The most remarkable finding in the presented study is the identification of occurrence of FY*AES allele in the analysed tribes, which is consistent with the anthropological data and may suggest free flow of the genetic material in the analysed populations, i.e. admixture of non-African population in some periods. The presence of individuals with the FY*A/FY*A genotype in the Shagia tribe, who are not found in the Manasir population (Table 3), indicates more numerous re-combinations among the Shagia than the Manasir people. Interestingly, admixture of non-African population in this geographically isolated tribe was additionally confirmed by the authors in previous studies [38]. Furthermore, the genetic structure of the Shagia population differs significantly from the Manasir population, where there was a free flow of genetic material as the Manasir tribe inhabits the region of the Fourth Nile Cataract with other populations such as the Beniamer, Ababda, Foraui and Kesinger tribes. It is worth noting that the FY*AES allele is not observed in a more ethnically diverse populations, for example, in some tribes from Papua New Guinea (i.e. South Wosera) [15].

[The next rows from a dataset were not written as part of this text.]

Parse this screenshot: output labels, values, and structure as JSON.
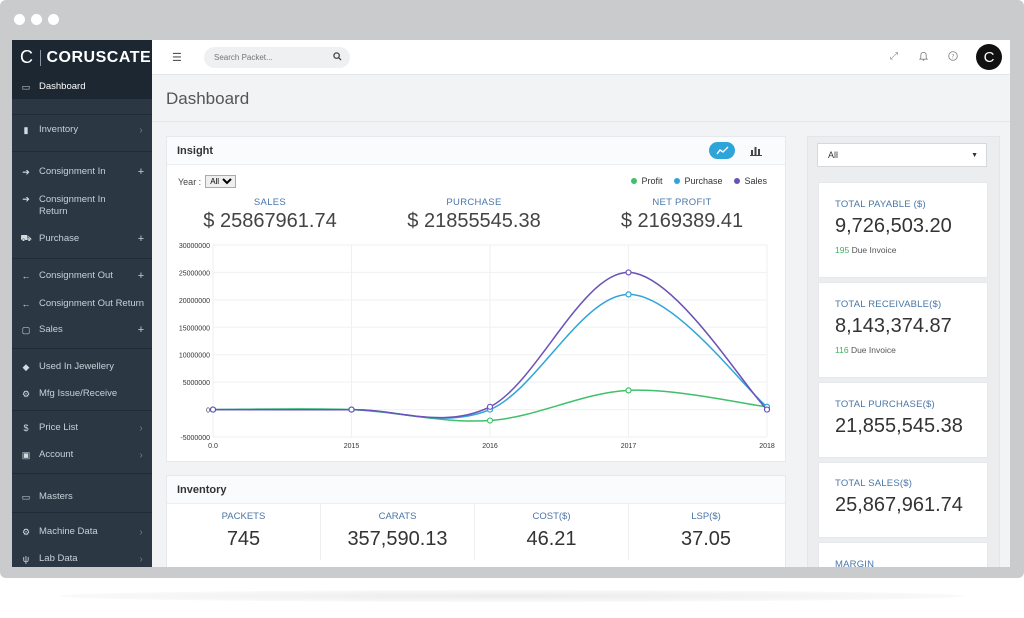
{
  "brand": {
    "name": "CORUSCATE"
  },
  "sidebar": {
    "items": [
      {
        "icon": "monitor-icon",
        "label": "Dashboard",
        "tail": ""
      },
      {
        "icon": "bar-chart-icon",
        "label": "Inventory",
        "tail": "›"
      },
      {
        "icon": "arrow-right-icon",
        "label": "Consignment In",
        "tail": "+"
      },
      {
        "icon": "arrow-right-icon",
        "label": "Consignment In Return",
        "tail": ""
      },
      {
        "icon": "cart-icon",
        "label": "Purchase",
        "tail": "+"
      },
      {
        "icon": "arrow-left-icon",
        "label": "Consignment Out",
        "tail": "+"
      },
      {
        "icon": "arrow-left-icon",
        "label": "Consignment Out Return",
        "tail": ""
      },
      {
        "icon": "bag-icon",
        "label": "Sales",
        "tail": "+"
      },
      {
        "icon": "diamond-icon",
        "label": "Used In Jewellery",
        "tail": ""
      },
      {
        "icon": "gears-icon",
        "label": "Mfg Issue/Receive",
        "tail": ""
      },
      {
        "icon": "dollar-icon",
        "label": "Price List",
        "tail": "›"
      },
      {
        "icon": "money-icon",
        "label": "Account",
        "tail": "›"
      },
      {
        "icon": "monitor-icon",
        "label": "Masters",
        "tail": ""
      },
      {
        "icon": "gears-icon",
        "label": "Machine Data",
        "tail": "›"
      },
      {
        "icon": "flask-icon",
        "label": "Lab Data",
        "tail": "›"
      }
    ]
  },
  "topbar": {
    "search_placeholder": "Search Packet..."
  },
  "page": {
    "title": "Dashboard"
  },
  "insight": {
    "title": "Insight",
    "year_label": "Year :",
    "year_value": "All",
    "legend": [
      {
        "name": "Profit",
        "color": "#3fc06a"
      },
      {
        "name": "Purchase",
        "color": "#2fa4d9"
      },
      {
        "name": "Sales",
        "color": "#6b52b8"
      }
    ],
    "stats": [
      {
        "label": "SALES",
        "value": "$ 25867961.74"
      },
      {
        "label": "PURCHASE",
        "value": "$ 21855545.38"
      },
      {
        "label": "NET PROFIT",
        "value": "$ 2169389.41"
      }
    ]
  },
  "chart_data": {
    "type": "line",
    "x_categories": [
      "0.0",
      "2015",
      "2016",
      "2017",
      "2018"
    ],
    "y_ticks": [
      "30000000",
      "25000000",
      "20000000",
      "15000000",
      "10000000",
      "5000000",
      "0",
      "-5000000"
    ],
    "ylim": [
      -5000000,
      30000000
    ],
    "series": [
      {
        "name": "Profit",
        "color": "#3fc06a",
        "values": [
          0,
          0,
          -2000000,
          3500000,
          500000
        ]
      },
      {
        "name": "Purchase",
        "color": "#2fa4d9",
        "values": [
          0,
          0,
          0,
          21000000,
          500000
        ]
      },
      {
        "name": "Sales",
        "color": "#6b52b8",
        "values": [
          0,
          0,
          500000,
          25000000,
          0
        ]
      }
    ],
    "grid": true
  },
  "filter": {
    "value": "All"
  },
  "kpis": [
    {
      "label": "TOTAL PAYABLE ($)",
      "value": "9,726,503.20",
      "count": "195",
      "sub": "Due Invoice"
    },
    {
      "label": "TOTAL RECEIVABLE($)",
      "value": "8,143,374.87",
      "count": "116",
      "sub": "Due Invoice"
    },
    {
      "label": "TOTAL PURCHASE($)",
      "value": "21,855,545.38",
      "count": "",
      "sub": ""
    },
    {
      "label": "TOTAL SALES($)",
      "value": "25,867,961.74",
      "count": "",
      "sub": ""
    },
    {
      "label": "MARGIN",
      "value": "",
      "count": "",
      "sub": ""
    }
  ],
  "inventory": {
    "title": "Inventory",
    "cells": [
      {
        "label": "PACKETS",
        "value": "745"
      },
      {
        "label": "CARATS",
        "value": "357,590.13"
      },
      {
        "label": "COST($)",
        "value": "46.21"
      },
      {
        "label": "LSP($)",
        "value": "37.05"
      }
    ]
  }
}
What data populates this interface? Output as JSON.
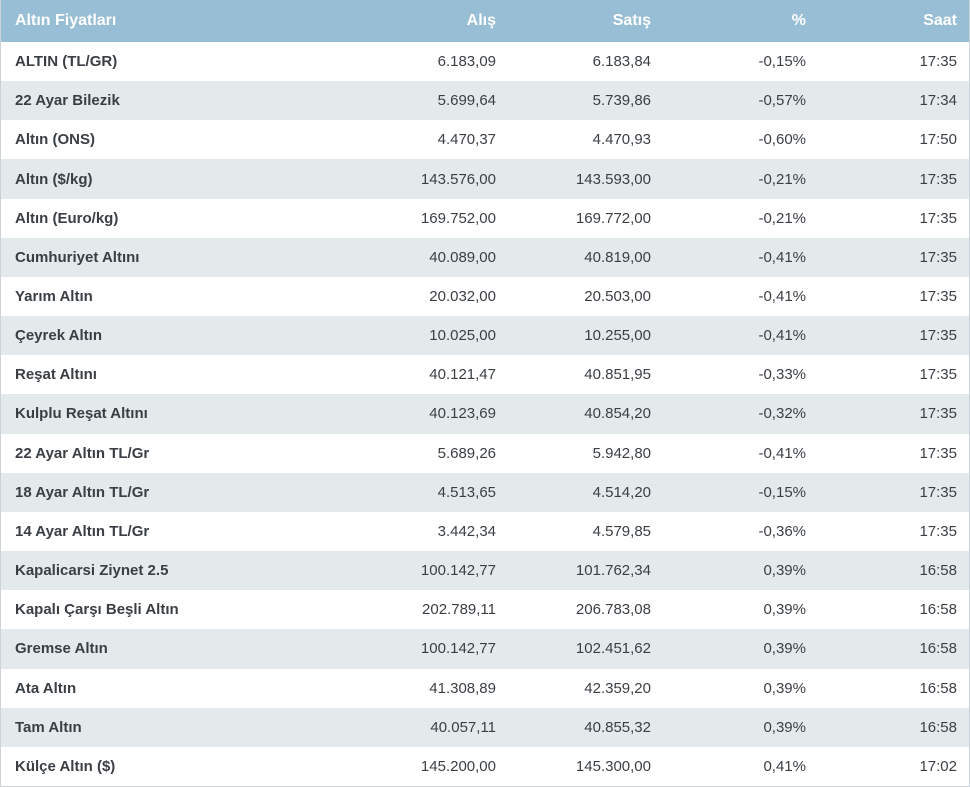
{
  "chart_data": {
    "type": "table",
    "title": "Altın Fiyatları",
    "columns": [
      "Altın Fiyatları",
      "Alış",
      "Satış",
      "%",
      "Saat"
    ],
    "rows": [
      {
        "name": "ALTIN (TL/GR)",
        "alis": "6.183,09",
        "satis": "6.183,84",
        "percent": "-0,15%",
        "saat": "17:35"
      },
      {
        "name": "22 Ayar Bilezik",
        "alis": "5.699,64",
        "satis": "5.739,86",
        "percent": "-0,57%",
        "saat": "17:34"
      },
      {
        "name": "Altın (ONS)",
        "alis": "4.470,37",
        "satis": "4.470,93",
        "percent": "-0,60%",
        "saat": "17:50"
      },
      {
        "name": "Altın ($/kg)",
        "alis": "143.576,00",
        "satis": "143.593,00",
        "percent": "-0,21%",
        "saat": "17:35"
      },
      {
        "name": "Altın (Euro/kg)",
        "alis": "169.752,00",
        "satis": "169.772,00",
        "percent": "-0,21%",
        "saat": "17:35"
      },
      {
        "name": "Cumhuriyet Altını",
        "alis": "40.089,00",
        "satis": "40.819,00",
        "percent": "-0,41%",
        "saat": "17:35"
      },
      {
        "name": "Yarım Altın",
        "alis": "20.032,00",
        "satis": "20.503,00",
        "percent": "-0,41%",
        "saat": "17:35"
      },
      {
        "name": "Çeyrek Altın",
        "alis": "10.025,00",
        "satis": "10.255,00",
        "percent": "-0,41%",
        "saat": "17:35"
      },
      {
        "name": "Reşat Altını",
        "alis": "40.121,47",
        "satis": "40.851,95",
        "percent": "-0,33%",
        "saat": "17:35"
      },
      {
        "name": "Kulplu Reşat Altını",
        "alis": "40.123,69",
        "satis": "40.854,20",
        "percent": "-0,32%",
        "saat": "17:35"
      },
      {
        "name": "22 Ayar Altın TL/Gr",
        "alis": "5.689,26",
        "satis": "5.942,80",
        "percent": "-0,41%",
        "saat": "17:35"
      },
      {
        "name": "18 Ayar Altın TL/Gr",
        "alis": "4.513,65",
        "satis": "4.514,20",
        "percent": "-0,15%",
        "saat": "17:35"
      },
      {
        "name": "14 Ayar Altın TL/Gr",
        "alis": "3.442,34",
        "satis": "4.579,85",
        "percent": "-0,36%",
        "saat": "17:35"
      },
      {
        "name": "Kapalicarsi Ziynet 2.5",
        "alis": "100.142,77",
        "satis": "101.762,34",
        "percent": "0,39%",
        "saat": "16:58"
      },
      {
        "name": "Kapalı Çarşı Beşli Altın",
        "alis": "202.789,11",
        "satis": "206.783,08",
        "percent": "0,39%",
        "saat": "16:58"
      },
      {
        "name": "Gremse Altın",
        "alis": "100.142,77",
        "satis": "102.451,62",
        "percent": "0,39%",
        "saat": "16:58"
      },
      {
        "name": "Ata Altın",
        "alis": "41.308,89",
        "satis": "42.359,20",
        "percent": "0,39%",
        "saat": "16:58"
      },
      {
        "name": "Tam Altın",
        "alis": "40.057,11",
        "satis": "40.855,32",
        "percent": "0,39%",
        "saat": "16:58"
      },
      {
        "name": "Külçe Altın ($)",
        "alis": "145.200,00",
        "satis": "145.300,00",
        "percent": "0,41%",
        "saat": "17:02"
      }
    ]
  },
  "colors": {
    "header_bg": "#98bed6",
    "stripe_bg": "#e4e9ec",
    "text": "#3a3f44",
    "border": "#ccd3d8"
  }
}
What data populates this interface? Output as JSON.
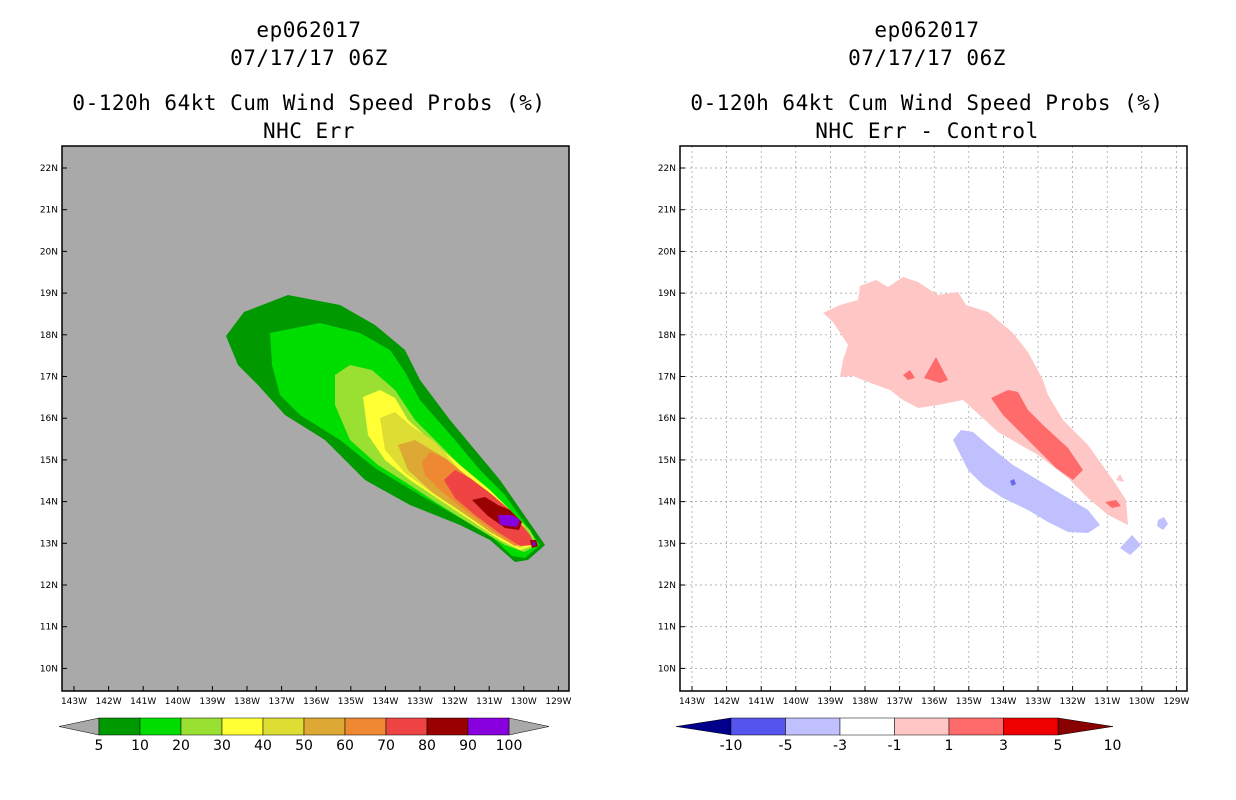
{
  "left_panel": {
    "storm_id": "ep062017",
    "datetime": "07/17/17 06Z",
    "product": "0-120h 64kt Cum Wind Speed Probs (%)",
    "subtitle": "NHC Err",
    "colorbar_labels": [
      "5",
      "10",
      "20",
      "30",
      "40",
      "50",
      "60",
      "70",
      "80",
      "90",
      "100"
    ],
    "colorbar_colors": [
      "#009900",
      "#00dd00",
      "#99e033",
      "#ffff33",
      "#dddd33",
      "#dda833",
      "#ee8833",
      "#ee4444",
      "#990000",
      "#8800dd"
    ],
    "background_color": "#a9a9a9"
  },
  "right_panel": {
    "storm_id": "ep062017",
    "datetime": "07/17/17 06Z",
    "product": "0-120h 64kt Cum Wind Speed Probs (%)",
    "subtitle": "NHC Err - Control",
    "colorbar_labels": [
      "-10",
      "-5",
      "-3",
      "-1",
      "1",
      "3",
      "5",
      "10"
    ],
    "colorbar_colors": [
      "#0000cc",
      "#5555ee",
      "#c0c0ff",
      "#ffffff",
      "#ffc6c6",
      "#ff6b6b",
      "#ee0000",
      "#880000"
    ],
    "end_colors": [
      "#00008b",
      "#880000"
    ]
  },
  "map_axes": {
    "lat_labels": [
      "22N",
      "21N",
      "20N",
      "19N",
      "18N",
      "17N",
      "16N",
      "15N",
      "14N",
      "13N",
      "12N",
      "11N",
      "10N"
    ],
    "lon_labels": [
      "143W",
      "142W",
      "141W",
      "140W",
      "139W",
      "138W",
      "137W",
      "136W",
      "135W",
      "134W",
      "133W",
      "132W",
      "131W",
      "130W",
      "129W"
    ]
  }
}
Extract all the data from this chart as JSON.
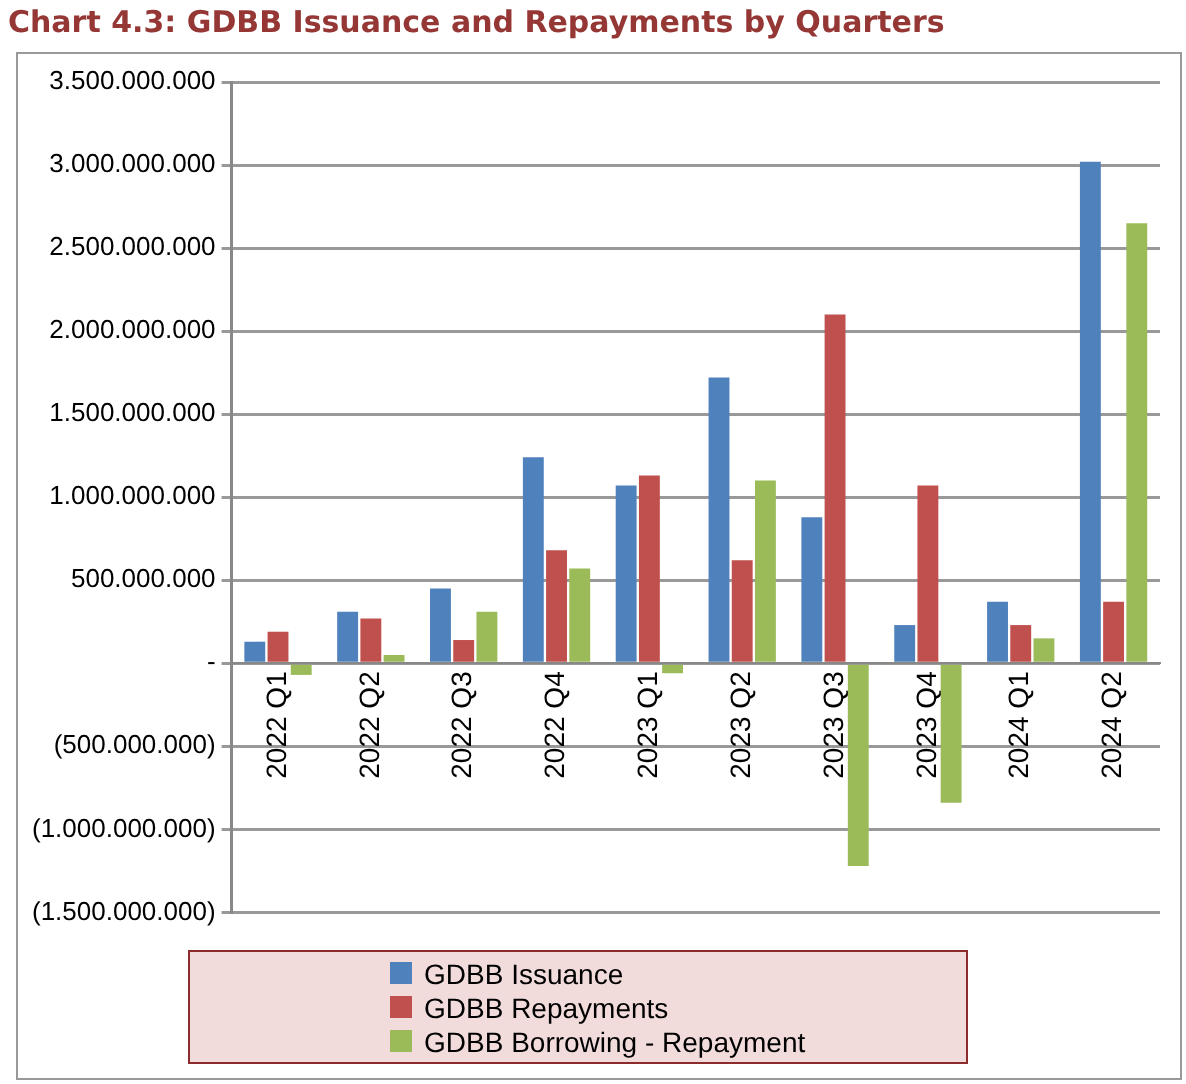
{
  "chart_data": {
    "type": "bar",
    "title": "Chart 4.3: GDBB Issuance and Repayments by Quarters",
    "categories": [
      "2022 Q1",
      "2022 Q2",
      "2022 Q3",
      "2022 Q4",
      "2023 Q1",
      "2023 Q2",
      "2023 Q3",
      "2023 Q4",
      "2024 Q1",
      "2024 Q2"
    ],
    "series": [
      {
        "name": "GDBB Issuance",
        "color": "#4f81bd",
        "values": [
          130000000,
          310000000,
          450000000,
          1240000000,
          1070000000,
          1720000000,
          880000000,
          230000000,
          370000000,
          3020000000
        ]
      },
      {
        "name": "GDBB Repayments",
        "color": "#c0504d",
        "values": [
          190000000,
          270000000,
          140000000,
          680000000,
          1130000000,
          620000000,
          2100000000,
          1070000000,
          230000000,
          370000000
        ]
      },
      {
        "name": "GDBB Borrowing - Repayment",
        "color": "#9bbb59",
        "values": [
          -70000000,
          50000000,
          310000000,
          570000000,
          -60000000,
          1100000000,
          -1220000000,
          -840000000,
          150000000,
          2650000000
        ]
      }
    ],
    "ylim": [
      -1500000000,
      3500000000
    ],
    "yticks": [
      {
        "value": -1500000000,
        "label": "(1.500.000.000)"
      },
      {
        "value": -1000000000,
        "label": "(1.000.000.000)"
      },
      {
        "value": -500000000,
        "label": "(500.000.000)"
      },
      {
        "value": 0,
        "label": "-"
      },
      {
        "value": 500000000,
        "label": "500.000.000"
      },
      {
        "value": 1000000000,
        "label": "1.000.000.000"
      },
      {
        "value": 1500000000,
        "label": "1.500.000.000"
      },
      {
        "value": 2000000000,
        "label": "2.000.000.000"
      },
      {
        "value": 2500000000,
        "label": "2.500.000.000"
      },
      {
        "value": 3000000000,
        "label": "3.000.000.000"
      },
      {
        "value": 3500000000,
        "label": "3.500.000.000"
      }
    ],
    "grid": "y",
    "legend": "bottom"
  }
}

Indigenous Africans are characterized by high levels of genetic diversity within and between populations [26]. Also, the mtDNA evidence has suggested that southern Africa and the remainder of sub-Saharan Africa were regionally differentiated [39]. It would be interesting to continue research using more powerful bio-markers, such as Y-chromosome and/or mtDNA. Unfortunately, both the nature of the research conducted by this study and the small amount and unique character of the collected material make it impossible.

Conclusion

The present study demonstrated, by all accounts for the first time, Duffy-negative genotype combination i.e. FY*BES /FY*AES . Moreover, the results suggest the admixture of non-African genetic materials in both tribes. In the case of the Manasir population, it is in accordance with the collected ethnographic data, while with regard to the isolated Shagia tribe, which has not been anthropologically and genetically described so far, it is a useful trace for explaining the history of this population. The FY*AES allele, identified in both tribes, is not likely to be directly related to the exposure of a human genome to P. vivax but rather may be a consequence of admixture of the non-African genetic background.